3. Data-driven decision making
Agility only works when you have great data to base your decisions on. Historically, companies had a good amount of data and a whole load of gut feel and instinct. Decisions were typically determined by the HiPPO (Highest Paid Person’s Opinion) and they either came off or they didn’t, and you typically didn’t know until a lot later when you couldn’t do much about it.
Organisations now have huge amounts of data, in fact more than any person can typically make sense of, let alone analyse different scenarios AND then make the best decision.

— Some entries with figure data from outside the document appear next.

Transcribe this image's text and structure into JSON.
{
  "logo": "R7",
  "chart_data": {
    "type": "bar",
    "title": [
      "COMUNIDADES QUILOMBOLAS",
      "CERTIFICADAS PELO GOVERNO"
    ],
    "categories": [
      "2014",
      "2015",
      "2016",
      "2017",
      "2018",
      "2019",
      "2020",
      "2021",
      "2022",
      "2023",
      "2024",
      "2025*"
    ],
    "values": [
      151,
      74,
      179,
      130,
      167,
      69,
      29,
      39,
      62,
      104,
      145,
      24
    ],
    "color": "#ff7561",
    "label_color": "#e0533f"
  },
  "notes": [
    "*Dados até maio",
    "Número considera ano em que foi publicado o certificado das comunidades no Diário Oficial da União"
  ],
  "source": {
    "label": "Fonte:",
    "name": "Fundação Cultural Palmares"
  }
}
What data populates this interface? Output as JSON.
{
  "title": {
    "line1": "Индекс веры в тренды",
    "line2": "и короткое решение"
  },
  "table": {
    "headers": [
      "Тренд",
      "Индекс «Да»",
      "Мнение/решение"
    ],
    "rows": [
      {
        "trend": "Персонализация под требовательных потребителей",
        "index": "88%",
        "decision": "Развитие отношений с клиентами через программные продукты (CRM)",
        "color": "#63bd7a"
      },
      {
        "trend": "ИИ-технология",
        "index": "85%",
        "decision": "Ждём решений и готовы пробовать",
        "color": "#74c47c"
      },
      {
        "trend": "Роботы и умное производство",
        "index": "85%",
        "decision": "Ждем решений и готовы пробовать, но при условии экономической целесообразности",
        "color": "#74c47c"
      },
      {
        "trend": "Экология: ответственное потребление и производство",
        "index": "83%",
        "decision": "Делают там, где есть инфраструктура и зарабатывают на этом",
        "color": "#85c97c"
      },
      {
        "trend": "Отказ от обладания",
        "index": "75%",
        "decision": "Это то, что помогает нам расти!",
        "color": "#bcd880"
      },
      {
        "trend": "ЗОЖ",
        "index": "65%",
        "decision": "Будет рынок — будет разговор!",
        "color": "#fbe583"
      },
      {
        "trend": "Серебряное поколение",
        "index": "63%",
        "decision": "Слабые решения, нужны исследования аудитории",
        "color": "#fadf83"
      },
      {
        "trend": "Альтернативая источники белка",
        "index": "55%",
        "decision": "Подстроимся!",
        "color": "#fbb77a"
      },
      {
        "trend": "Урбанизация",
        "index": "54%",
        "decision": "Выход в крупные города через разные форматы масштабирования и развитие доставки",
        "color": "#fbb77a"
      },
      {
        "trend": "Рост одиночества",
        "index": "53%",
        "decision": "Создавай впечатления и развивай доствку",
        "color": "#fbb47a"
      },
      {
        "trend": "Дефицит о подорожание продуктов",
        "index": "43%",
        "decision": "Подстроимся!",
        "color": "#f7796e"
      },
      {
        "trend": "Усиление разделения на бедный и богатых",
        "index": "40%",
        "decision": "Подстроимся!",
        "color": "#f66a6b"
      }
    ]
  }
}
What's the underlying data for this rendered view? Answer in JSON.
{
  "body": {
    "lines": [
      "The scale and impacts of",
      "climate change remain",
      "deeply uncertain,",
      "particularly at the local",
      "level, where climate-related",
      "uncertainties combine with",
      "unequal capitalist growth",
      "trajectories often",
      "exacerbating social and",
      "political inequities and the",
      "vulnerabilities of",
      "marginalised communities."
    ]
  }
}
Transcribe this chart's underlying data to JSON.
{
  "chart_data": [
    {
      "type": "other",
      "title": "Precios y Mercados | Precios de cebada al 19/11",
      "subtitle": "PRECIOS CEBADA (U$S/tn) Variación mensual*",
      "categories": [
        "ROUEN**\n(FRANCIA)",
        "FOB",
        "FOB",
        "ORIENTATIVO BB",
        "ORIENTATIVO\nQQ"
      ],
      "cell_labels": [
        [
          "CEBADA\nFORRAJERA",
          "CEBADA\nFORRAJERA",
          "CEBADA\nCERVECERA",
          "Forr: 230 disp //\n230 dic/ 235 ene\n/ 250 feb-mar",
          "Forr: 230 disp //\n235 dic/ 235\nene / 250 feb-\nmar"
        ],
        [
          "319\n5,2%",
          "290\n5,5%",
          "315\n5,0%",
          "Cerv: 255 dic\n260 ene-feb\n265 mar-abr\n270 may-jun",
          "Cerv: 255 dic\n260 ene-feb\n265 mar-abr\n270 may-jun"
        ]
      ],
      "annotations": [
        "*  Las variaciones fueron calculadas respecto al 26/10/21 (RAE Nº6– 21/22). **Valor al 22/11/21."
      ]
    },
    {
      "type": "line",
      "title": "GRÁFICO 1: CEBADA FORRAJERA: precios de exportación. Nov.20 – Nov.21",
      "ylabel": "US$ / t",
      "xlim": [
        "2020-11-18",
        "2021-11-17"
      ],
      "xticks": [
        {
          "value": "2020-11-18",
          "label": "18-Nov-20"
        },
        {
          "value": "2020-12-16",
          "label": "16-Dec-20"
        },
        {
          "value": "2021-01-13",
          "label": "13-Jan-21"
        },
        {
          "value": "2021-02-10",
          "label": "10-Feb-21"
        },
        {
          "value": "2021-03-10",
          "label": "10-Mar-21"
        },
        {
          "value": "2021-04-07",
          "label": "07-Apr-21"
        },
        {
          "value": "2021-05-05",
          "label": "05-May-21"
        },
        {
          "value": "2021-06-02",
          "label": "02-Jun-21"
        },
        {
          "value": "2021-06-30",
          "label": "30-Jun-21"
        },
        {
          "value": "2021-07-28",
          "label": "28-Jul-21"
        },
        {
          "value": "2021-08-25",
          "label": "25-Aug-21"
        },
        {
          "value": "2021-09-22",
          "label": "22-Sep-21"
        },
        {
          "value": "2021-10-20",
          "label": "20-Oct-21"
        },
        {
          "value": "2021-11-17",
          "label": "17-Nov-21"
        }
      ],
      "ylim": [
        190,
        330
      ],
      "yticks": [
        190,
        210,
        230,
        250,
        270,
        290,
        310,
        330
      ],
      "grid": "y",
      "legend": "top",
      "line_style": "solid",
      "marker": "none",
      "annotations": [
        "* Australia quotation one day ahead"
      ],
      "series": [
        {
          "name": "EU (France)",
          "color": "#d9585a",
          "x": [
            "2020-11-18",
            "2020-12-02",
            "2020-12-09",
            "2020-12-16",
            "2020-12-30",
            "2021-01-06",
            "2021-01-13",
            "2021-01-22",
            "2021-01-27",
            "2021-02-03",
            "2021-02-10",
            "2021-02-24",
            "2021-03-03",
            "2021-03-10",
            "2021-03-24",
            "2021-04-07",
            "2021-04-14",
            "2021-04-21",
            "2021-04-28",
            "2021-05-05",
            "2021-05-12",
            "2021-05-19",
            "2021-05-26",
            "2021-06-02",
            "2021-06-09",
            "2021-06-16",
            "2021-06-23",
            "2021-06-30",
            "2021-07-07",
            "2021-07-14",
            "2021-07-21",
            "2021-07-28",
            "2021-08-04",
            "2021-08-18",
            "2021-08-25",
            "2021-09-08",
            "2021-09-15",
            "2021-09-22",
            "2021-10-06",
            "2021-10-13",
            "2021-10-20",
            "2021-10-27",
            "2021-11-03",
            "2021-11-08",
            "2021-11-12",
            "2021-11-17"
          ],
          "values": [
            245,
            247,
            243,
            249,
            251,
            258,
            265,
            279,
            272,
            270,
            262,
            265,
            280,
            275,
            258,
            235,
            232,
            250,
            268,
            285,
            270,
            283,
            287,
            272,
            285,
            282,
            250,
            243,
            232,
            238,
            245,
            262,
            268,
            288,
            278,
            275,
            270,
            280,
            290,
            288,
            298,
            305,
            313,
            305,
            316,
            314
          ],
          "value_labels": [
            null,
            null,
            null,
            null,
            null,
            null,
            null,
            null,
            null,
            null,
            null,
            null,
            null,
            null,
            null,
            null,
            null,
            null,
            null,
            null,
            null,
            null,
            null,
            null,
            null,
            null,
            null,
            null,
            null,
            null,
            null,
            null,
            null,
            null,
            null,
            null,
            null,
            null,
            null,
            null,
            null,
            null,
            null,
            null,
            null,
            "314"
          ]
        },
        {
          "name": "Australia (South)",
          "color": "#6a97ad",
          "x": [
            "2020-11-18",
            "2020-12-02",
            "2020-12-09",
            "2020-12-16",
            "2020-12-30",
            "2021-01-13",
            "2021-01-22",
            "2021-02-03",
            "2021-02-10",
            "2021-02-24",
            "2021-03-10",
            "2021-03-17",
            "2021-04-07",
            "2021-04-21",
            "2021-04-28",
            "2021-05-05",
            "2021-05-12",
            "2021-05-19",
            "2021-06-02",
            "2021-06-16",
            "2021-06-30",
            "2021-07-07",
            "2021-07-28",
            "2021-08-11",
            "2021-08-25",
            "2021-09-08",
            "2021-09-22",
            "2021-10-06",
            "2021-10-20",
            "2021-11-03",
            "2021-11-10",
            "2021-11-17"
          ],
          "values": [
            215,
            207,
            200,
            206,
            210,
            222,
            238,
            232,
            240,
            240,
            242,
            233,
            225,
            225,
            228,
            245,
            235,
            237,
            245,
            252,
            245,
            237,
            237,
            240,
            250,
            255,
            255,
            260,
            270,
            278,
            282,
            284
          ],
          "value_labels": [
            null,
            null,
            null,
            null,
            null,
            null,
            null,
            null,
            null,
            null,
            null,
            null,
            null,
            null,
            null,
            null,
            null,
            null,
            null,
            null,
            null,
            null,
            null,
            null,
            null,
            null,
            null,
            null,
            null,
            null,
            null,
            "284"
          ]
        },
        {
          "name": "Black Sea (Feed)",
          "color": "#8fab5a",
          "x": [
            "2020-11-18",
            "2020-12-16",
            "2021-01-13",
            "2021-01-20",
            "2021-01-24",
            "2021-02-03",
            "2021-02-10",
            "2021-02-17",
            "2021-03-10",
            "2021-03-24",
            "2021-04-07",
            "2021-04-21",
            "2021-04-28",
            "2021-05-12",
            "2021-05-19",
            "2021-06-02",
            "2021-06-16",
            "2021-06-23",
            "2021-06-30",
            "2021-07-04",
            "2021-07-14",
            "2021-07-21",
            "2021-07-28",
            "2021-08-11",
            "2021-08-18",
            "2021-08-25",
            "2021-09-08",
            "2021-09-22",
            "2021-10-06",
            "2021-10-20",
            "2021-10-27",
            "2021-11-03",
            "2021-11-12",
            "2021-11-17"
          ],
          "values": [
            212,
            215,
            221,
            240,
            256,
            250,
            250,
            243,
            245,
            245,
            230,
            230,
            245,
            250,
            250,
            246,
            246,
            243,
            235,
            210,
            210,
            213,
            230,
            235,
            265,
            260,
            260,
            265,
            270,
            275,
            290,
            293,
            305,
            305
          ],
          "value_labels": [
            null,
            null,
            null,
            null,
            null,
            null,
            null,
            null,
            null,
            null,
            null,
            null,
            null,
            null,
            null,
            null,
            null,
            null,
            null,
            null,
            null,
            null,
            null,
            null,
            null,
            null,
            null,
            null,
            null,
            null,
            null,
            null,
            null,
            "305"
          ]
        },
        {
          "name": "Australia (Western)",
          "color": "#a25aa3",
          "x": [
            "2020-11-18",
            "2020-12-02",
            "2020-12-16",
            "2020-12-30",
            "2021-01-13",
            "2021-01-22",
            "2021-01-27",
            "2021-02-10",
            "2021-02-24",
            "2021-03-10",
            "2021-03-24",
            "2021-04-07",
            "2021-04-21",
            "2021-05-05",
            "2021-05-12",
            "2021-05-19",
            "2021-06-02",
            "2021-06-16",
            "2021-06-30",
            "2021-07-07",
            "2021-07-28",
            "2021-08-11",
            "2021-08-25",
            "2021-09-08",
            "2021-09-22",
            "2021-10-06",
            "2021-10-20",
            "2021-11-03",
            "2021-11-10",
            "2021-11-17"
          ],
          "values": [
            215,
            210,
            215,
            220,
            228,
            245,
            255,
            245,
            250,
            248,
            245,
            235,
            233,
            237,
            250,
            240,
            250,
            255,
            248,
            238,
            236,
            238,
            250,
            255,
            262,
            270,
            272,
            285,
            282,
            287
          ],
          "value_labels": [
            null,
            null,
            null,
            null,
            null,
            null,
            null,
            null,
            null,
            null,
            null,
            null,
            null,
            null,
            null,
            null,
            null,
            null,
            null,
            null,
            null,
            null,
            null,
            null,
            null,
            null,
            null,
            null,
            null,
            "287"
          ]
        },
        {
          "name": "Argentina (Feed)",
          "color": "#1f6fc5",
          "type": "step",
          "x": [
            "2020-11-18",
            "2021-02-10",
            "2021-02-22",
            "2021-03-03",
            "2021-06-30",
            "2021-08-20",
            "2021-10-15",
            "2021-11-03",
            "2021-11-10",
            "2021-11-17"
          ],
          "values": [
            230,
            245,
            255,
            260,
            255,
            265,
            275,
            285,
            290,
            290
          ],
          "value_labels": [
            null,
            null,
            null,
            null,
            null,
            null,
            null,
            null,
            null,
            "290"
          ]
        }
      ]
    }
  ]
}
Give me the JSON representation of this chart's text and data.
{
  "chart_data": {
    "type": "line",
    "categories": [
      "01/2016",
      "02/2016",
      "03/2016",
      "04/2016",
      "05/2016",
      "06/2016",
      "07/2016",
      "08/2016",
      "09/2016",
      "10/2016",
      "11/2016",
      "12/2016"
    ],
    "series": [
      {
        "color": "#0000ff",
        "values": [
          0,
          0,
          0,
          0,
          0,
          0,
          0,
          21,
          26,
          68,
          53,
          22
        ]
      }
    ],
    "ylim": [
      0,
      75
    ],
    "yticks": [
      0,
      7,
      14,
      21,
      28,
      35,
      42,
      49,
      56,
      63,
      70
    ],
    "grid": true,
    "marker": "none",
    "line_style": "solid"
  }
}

By joining data together, utilising AI (encompassing predictive analytics, machine learning and AI), and rapidly test new hypotheses, the ability to get drive key business decisions with a high level of precision has come down from months to weeks or even days. If you’re unsure of the value of this approach, you only need to look at the top companies in terms of Market Capitalisation in an article by BCG from a few years ago to see the change that is taking place (6)
So, digital has the ability to destroy your business.
If you do nothing, digital WILL destroy your business.
But it also presents opportunity.
To figure out your next steps, you need to assess the danger level – Is disruption killing you now? Are new players and changing business models starting to encroach on your territory? Is the threat currently invisible? Use these questions to determine your investment strategy.
Whatever the level of threat, becoming more agile and using data to make better and quicker decisions will help you to survive in the here and now, or at least prepare yourself effectively for the future.